Ternyata sosok ular besar bercorak hijau kuning itu sedari tadi sudah berada di depan wajah Vienna. Ekornya melilit ke dahan pohon. Dan Vienna memang sudah menyadarinya sejak awal.

Pupil mata Vienna bergerak ke samping untuk menghindari tatapan si ular yang mendesis di depan wajahnya dengan lidahnya yang bercabang melelet-lelet.

Tak lama kemudian, si ular pun pergi dengan tenang.

Vienna menghela napas lega. Ia memasukkan kembali pisaunya ke dalam tas.

Beberapa jam kemudian, hujan mulai reda. Dengan posisi duduk dan bersandar ke pohon, Vienna tampak tertidur lelap. Begitu juga dengan Miky. Senter dari ponsel Vienna sengaja dinyalakan.

Dari kegelapan di balik semak-semak, terdengar suara langkah kaki yang menginjak dedaunan kering di tanah. 'Sesuatu' itu mengendap-endap mendekat ke tempat di mana Vienna dan Miky berada.

'Sesuatu' itu kini tengah mengawasi Vienna dari balik semak-semak. Pandangan si 'sesuatu' teralihkan ke cap lumpur yang membentuk tangan di pohon yang dibuat Vienna sebagai tanda.

Telinga Miky bergerak-gerak. Anjing Husky itu membuka matanya kemudian bangkit dan mengarahkan pandangannya ke semak-semak. Merasakan kehadiran sesuatu, ia pun menggonggong keras.

Vienna tersentak bangun, karena mendengar suara Miky yang tiba-tiba menggonggong.

Dengan insting berburu dan kepekaan hewaniah yang dimilikinya, Miky berlari menembus semak-semak  seperti sedang mengejar sesuatu.

Vienna yang masih setengah sadar mengucek matanya. Ia melihat ke sekeliling. Karena takut sendirian berada di sana, ia pun bangkit dan menyusul Miky dengan menyorotkan senter ke jalan yang dipijaknya.

"Miky? Kau pergi ke mana?" panggil Vienna. Ia menyorotkan senter ke sekelilingnya mencari anjingnya. "Miky?"

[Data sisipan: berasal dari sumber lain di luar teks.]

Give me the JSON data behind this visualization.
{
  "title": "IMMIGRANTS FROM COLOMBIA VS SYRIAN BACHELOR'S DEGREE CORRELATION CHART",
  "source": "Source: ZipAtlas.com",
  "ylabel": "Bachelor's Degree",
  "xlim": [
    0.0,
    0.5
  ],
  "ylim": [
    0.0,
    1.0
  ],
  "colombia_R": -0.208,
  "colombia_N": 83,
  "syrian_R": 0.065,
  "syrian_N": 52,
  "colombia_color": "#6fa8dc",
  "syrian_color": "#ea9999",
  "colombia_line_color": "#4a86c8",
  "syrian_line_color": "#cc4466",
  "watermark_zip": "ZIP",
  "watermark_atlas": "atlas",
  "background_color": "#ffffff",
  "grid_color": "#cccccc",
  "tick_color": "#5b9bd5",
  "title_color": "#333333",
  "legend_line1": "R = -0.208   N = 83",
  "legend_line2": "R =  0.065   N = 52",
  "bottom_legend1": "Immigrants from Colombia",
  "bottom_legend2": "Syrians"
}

Vienna terpeleset dan hampir jatuh, karena rumput yang dipijaknya licin oleh air hujan. Namun, beruntung ia tidak jatuh, karena bisa menjaga keseimbangan tubuhnya.

Vienna mendengar suara krsak krsuk dari sampingnya. Vienna menoleh ke arah sana sembari menyorotkan senter ponselnya. Ada pohon besar yang berdiri di depan sana. Suara krsak krsuk itu berasal dari balik pohon besar tersebut.

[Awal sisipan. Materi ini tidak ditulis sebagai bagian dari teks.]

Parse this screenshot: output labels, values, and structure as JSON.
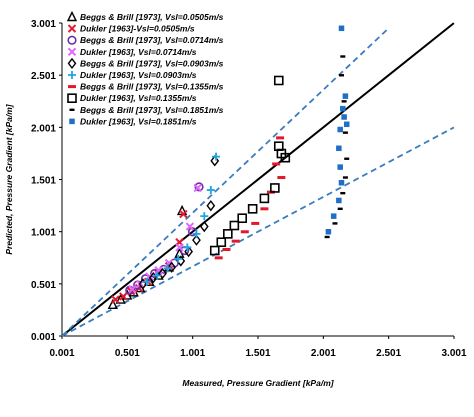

Perlahan Vienna melangkahkan kakinya menghampiri pohon besar itu cahaya senter bergerak-gerak, karena tangan Vienna yang sedang memegang senter sedang gemetar.

Guk! Guk!

Ternyata itu adalah Miky. Anjing berbulu putih itu sedang menggigit tulang.

"Miky, kau mendapatkan tulang itu dari mana?" tanya Vienna.

Miky menggonggong.

"Ayo, kita kembali ke tepi sungai," ajak Vienna sambil berlalu pergi.

Miky mengikutinya sambil membawa tulang yang ia temukan dengan mengigitnya.

Tanpa mereka sadari, sesuatu itu berada di atas pohon dan sedang melihat ke arah mereka berdua.

Keesokan harinya, Vienna dan Miky kembali mengelilingi Pulau Lameda untuk mencari jejak Rhea.

"Oh? Sinyalnya bagus!" Vienna tampak senang. Ia pun mencari lokasi (tepatnya) yang dikirimkan Rhea. Vienna segera mendatangi tempat tersebut yang hanya tinggal beberapa ratus meter lagi dari tempatnya berdiri.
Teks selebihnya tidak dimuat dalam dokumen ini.